After my car accident and the 5 years of endless issues, symptoms, stress and uncertainty, once I finally found somebody who could tell me ‘’why’’ and I realized I’d be able to train again and feel normal, what brought me the most joy was being able to train, play sports, and perform basic daily activities without hurting, or worrying what might go wrong.
Over these 5 years, the worst case scenarios had almost always played out, so now I’m having to work really hard to retrain my mind so I don’t immediately assume the worst. It hasn’t been easy. I’m even working on this in my therapy.
When I was going through these horrible years, I got to the point where I’d lost all hope that I’d be able to play soccer again or train. The scary part was that I stopped caring. My one hope was that I’d be able to get through a day without experiencing all of the extremely unpleasant, frustrating, and unpredictable symptoms.
In terms of my coaching, I felt like a total imposter. I often doubted my abilities, and I even had to modify clients’ workouts as on many days I was in too much discomfort to demonstrate certain exercises, or at least I couldn’t move properly to demonstrate using proper form. So I felt like a fraud, and was a frail shell of the coach I think I’ve become.
During this time, I also felt a great deal of shame as I’d kept all of my symptoms, fears, emotions, and the amount of money I was spending a secret from everybody as I had been judged, ridiculed, and even told by some (including various doctors) that I was imagining my symptoms or was overreacting, so I didn’t feel like I had a lot of support.
This secrecy, and the double life I’d been leading, absolutely crushed me. I will never make this mistake again, and am working so hard to express how I’m feeling to the people who matter, and who have earned my trust.
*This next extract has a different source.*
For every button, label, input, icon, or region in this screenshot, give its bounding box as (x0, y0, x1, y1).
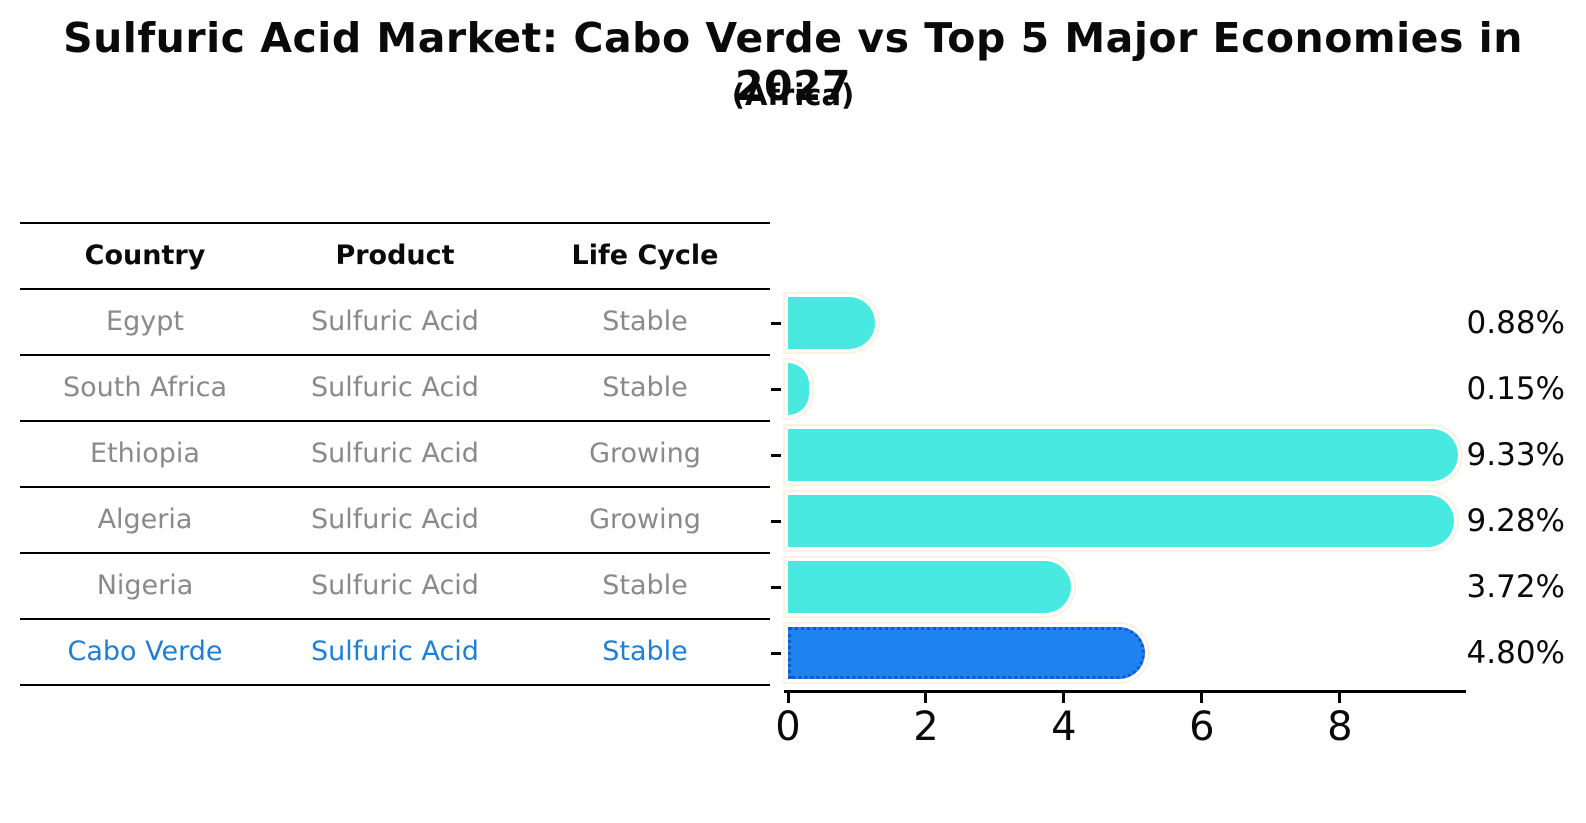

While aesthetic goals and tracking numbers are helpful to many people, there is so much more to working out than just that. What keeps me going and brings me joy is playing, moving, and training freely without hurting. While I still do have performance-related goals and I want to put on a bit of weight, my driving force is feeling healthy, happy, and empowered.
Figure out what brings you joy and empowerment, and make it your driving force.